The Philippine Coast Guard (PCG) strongly condemns the Chinese Coast Guard’s (CCG) risky movements and illegal deployment of water cannons on PCG vessels.

A big Chinese Coast Guard ship was filmed splashing a much smaller Philippine boat that was attempting to supply supplies to a garrison of Philippine marines on Second Thomas Shoal.

 Previously, the Philippine Coast Guard accused its Chinese counterpart of unsafe movements that could have resulted in a collision during a resupply mission on Ayungin Shoal as well.

China’s action came after parliament unanimously passed a resolution last week criticizing China’s continuous harassment of Filipino fishermen and incursions into contested waters.

Commodore Jay Tarriela, the West Philippine Sea coast guard spokesperson, urged the China Coast Guard to exercise restraint, respect the Philippines’ sovereign rights in its exclusive economic zone and continental shelf, refrain from impeding freedom of navigation, and take appropriate action against those involved in this illegal incident. He also demanded that Beijing “cease all illegal activities within the maritime zones of the Philippines.”

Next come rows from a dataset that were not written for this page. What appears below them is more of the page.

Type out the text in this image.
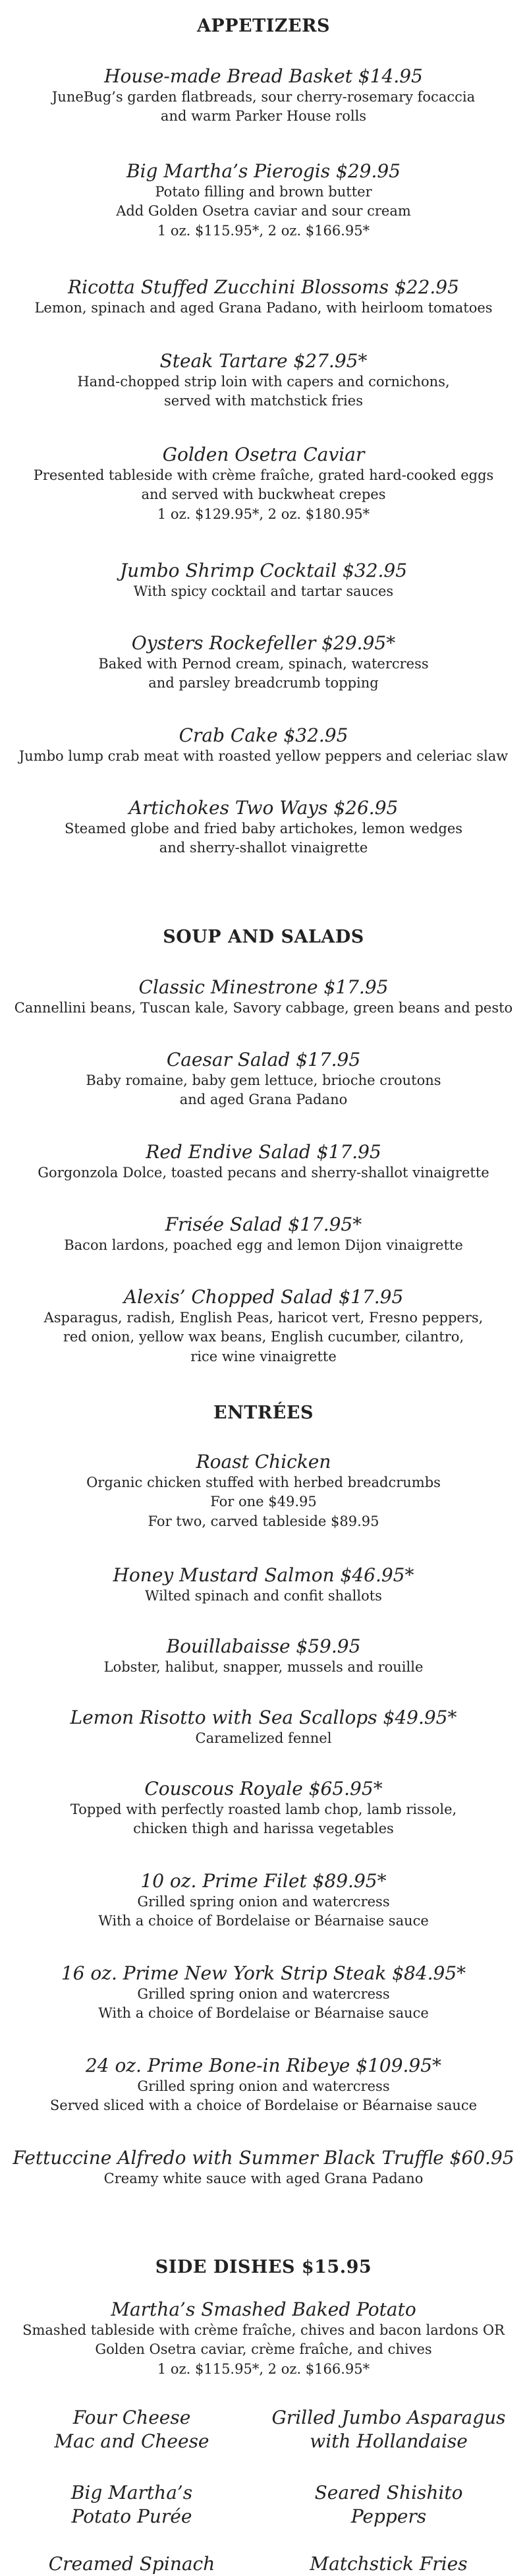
APPETIZERS

House-made Bread Basket $14.95

JuneBug’s garden flatbreads, sour cherry-rosemary focaccia

and warm Parker House rolls

Big Martha’s Pierogis $29.95

Potato filling and brown butter

Add Golden Osetra caviar and sour cream

1 oz. $115.95*, 2 oz. $166.95*

Ricotta Stuffed Zucchini Blossoms $22.95

Lemon, spinach and aged Grana Padano, with heirloom tomatoes

Steak Tartare $27.95*

Hand-chopped strip loin with capers and cornichons,

served with matchstick fries

Golden Osetra Caviar

Presented tableside with crème fraîche, grated hard-cooked eggs

and served with buckwheat crepes

1 oz. $129.95*, 2 oz. $180.95*

Jumbo Shrimp Cocktail $32.95

With spicy cocktail and tartar sauces

Oysters Rockefeller $29.95*

Baked with Pernod cream, spinach, watercress

and parsley breadcrumb topping

Crab Cake $32.95

Jumbo lump crab meat with roasted yellow peppers and celeriac slaw

Artichokes Two Ways $26.95

Steamed globe and fried baby artichokes, lemon wedges

and sherry-shallot vinaigrette

SOUP AND SALADS

Classic Minestrone $17.95

Cannellini beans, Tuscan kale, Savory cabbage, green beans and pesto

Caesar Salad $17.95

Baby romaine, baby gem lettuce, brioche croutons

and aged Grana Padano

Red Endive Salad $17.95

Gorgonzola Dolce, toasted pecans and sherry-shallot vinaigrette

Frisée Salad $17.95*

Bacon lardons, poached egg and lemon Dijon vinaigrette

Alexis’ Chopped Salad $17.95

Asparagus, radish, English Peas, haricot vert, Fresno peppers,

red onion, yellow wax beans, English cucumber, cilantro,

rice wine vinaigrette

ENTRÉES

Roast Chicken

Organic chicken stuffed with herbed breadcrumbs

For one $49.95

For two, carved tableside $89.95

Honey Mustard Salmon $46.95*

Wilted spinach and confit shallots

Bouillabaisse $59.95

Lobster, halibut, snapper, mussels and rouille

Lemon Risotto with Sea Scallops $49.95*

Caramelized fennel

Couscous Royale $65.95*

Topped with perfectly roasted lamb chop, lamb rissole,

chicken thigh and harissa vegetables

10 oz. Prime Filet $89.95*

Grilled spring onion and watercress

With a choice of Bordelaise or Béarnaise sauce

16 oz. Prime New York Strip Steak $84.95*

Grilled spring onion and watercress

With a choice of Bordelaise or Béarnaise sauce

24 oz. Prime Bone-in Ribeye $109.95*

Grilled spring onion and watercress

Served sliced with a choice of Bordelaise or Béarnaise sauce

Fettuccine Alfredo with Summer Black Truffle $60.95

Creamy white sauce with aged Grana Padano

SIDE DISHES $15.95

Martha’s Smashed Baked Potato

Smashed tableside with crème fraîche, chives and bacon lardons OR

Golden Osetra caviar, crème fraîche, and chives

1 oz. $115.95*, 2 oz. $166.95*

Four Cheese
Mac and Cheese
Grilled Jumbo Asparagus
with Hollandaise
Big Martha’s
Potato Purée
Seared Shishito
Peppers
Creamed Spinach	Matchstick Fries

“We call on the China Coast Guard and the Central Military Commission to act with prudence and responsibility in their actions to prevent miscalculations and accidents that will endanger people’s lives,” said armed forces spokesperson Col. Medel Aguilar.

He also reported that the supply PCG boat was unable to discharge its supplies, causing the mission to be unsuccessful.

According to the US State Department, the Chinese ships obviously interfered with the Philippines’ “lawful exercise of high seas freedom of navigation.”

“The United States called on the PRC to comply with the arbitral ruling as well as to respect freedom of navigation – a right to which all states are entitled,” the department said late Saturday in a statement.

The encounter resulted with no injuries, despite the fact that territorial conflicts are common in the South China Sea.